New research suggests a graphene coating may help control the water evaporation process from various surfaces.

Analysts from two Beijing-based institutes teamed up to demonstrate how graphene suppresses the evaporation rate on hydrophilic surfaces and accelerates it on hydrophobic ones.

That’s great news for slowly vaporizing lakes and reservoirs.

“Water droplet evaporation is a ubiquitous and complicated phenomenon, and plays a pivotal role in nature and industry,” lead study author Yongfeng Huang, of the Chinese Academy of Sciences, said in a statement.

“Understanding its mechanism at the atomic scale, and controlling evaporation rate rationally is important for applications including heat transfer and body-temperature control,” he explained. “However, it remains a significant challenge.”

In a paper published this week by the journal 2D Materials, the group details interactions of water molecules with various graphene-covered surfaces.

“We found graphene is ‘transparent’ for evaporation,” Huang said. “When a hydrophilic surface [attracted to water] is coated with graphene, the contact line of the water droplet is dramatically shortened or elongated, because of adjustment in wetting angles. This leads to changes in the evaporation rate.”

A sheet of carbon atoms arranged in a hexagonal lattice, graphene is the basic structural element of other forms of carbon, including graphite and charcoal.

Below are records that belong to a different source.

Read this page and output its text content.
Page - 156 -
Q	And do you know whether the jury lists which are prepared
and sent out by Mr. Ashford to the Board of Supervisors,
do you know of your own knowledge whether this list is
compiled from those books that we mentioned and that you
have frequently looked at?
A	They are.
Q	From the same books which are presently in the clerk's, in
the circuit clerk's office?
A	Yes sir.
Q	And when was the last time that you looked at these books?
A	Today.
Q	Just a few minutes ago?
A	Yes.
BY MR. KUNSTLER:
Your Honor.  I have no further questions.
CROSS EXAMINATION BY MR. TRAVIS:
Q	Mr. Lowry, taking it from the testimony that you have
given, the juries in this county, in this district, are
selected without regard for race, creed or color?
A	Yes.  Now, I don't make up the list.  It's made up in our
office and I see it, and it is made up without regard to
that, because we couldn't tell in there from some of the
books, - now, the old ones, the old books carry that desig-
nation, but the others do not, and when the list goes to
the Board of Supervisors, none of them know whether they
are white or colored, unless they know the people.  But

The much-talked-about allotrope has gained attention among battery manufacturers, excited about its top-notch physical and chemical stability. It’s also caught the eye of British sportswear brand inov-8, which partnered with the University of Manchester to incorporate graphene into running and fitness shoes.

Famed for its toughness and conductivity, the basic structural element has been touted as a “miracle material,” ideal for use in edible electronics. Scientists at Rice University are testing new ways to embed graphene patterns onto food, fabric, wood, and other objects.

This latest research, as described by University of Warwick professor James Sprittles, opens the door to “several interesting topics for future research,” including how molecular effects can be incorporated into macroscopic modeling… whatever that means.

“Our results are an important discovery on graphene-mediated evaporation,” Huang boasted, “and also point to new ways to rationally control evaporation process, for realistic applications in heat transfer, printing, and related areas.”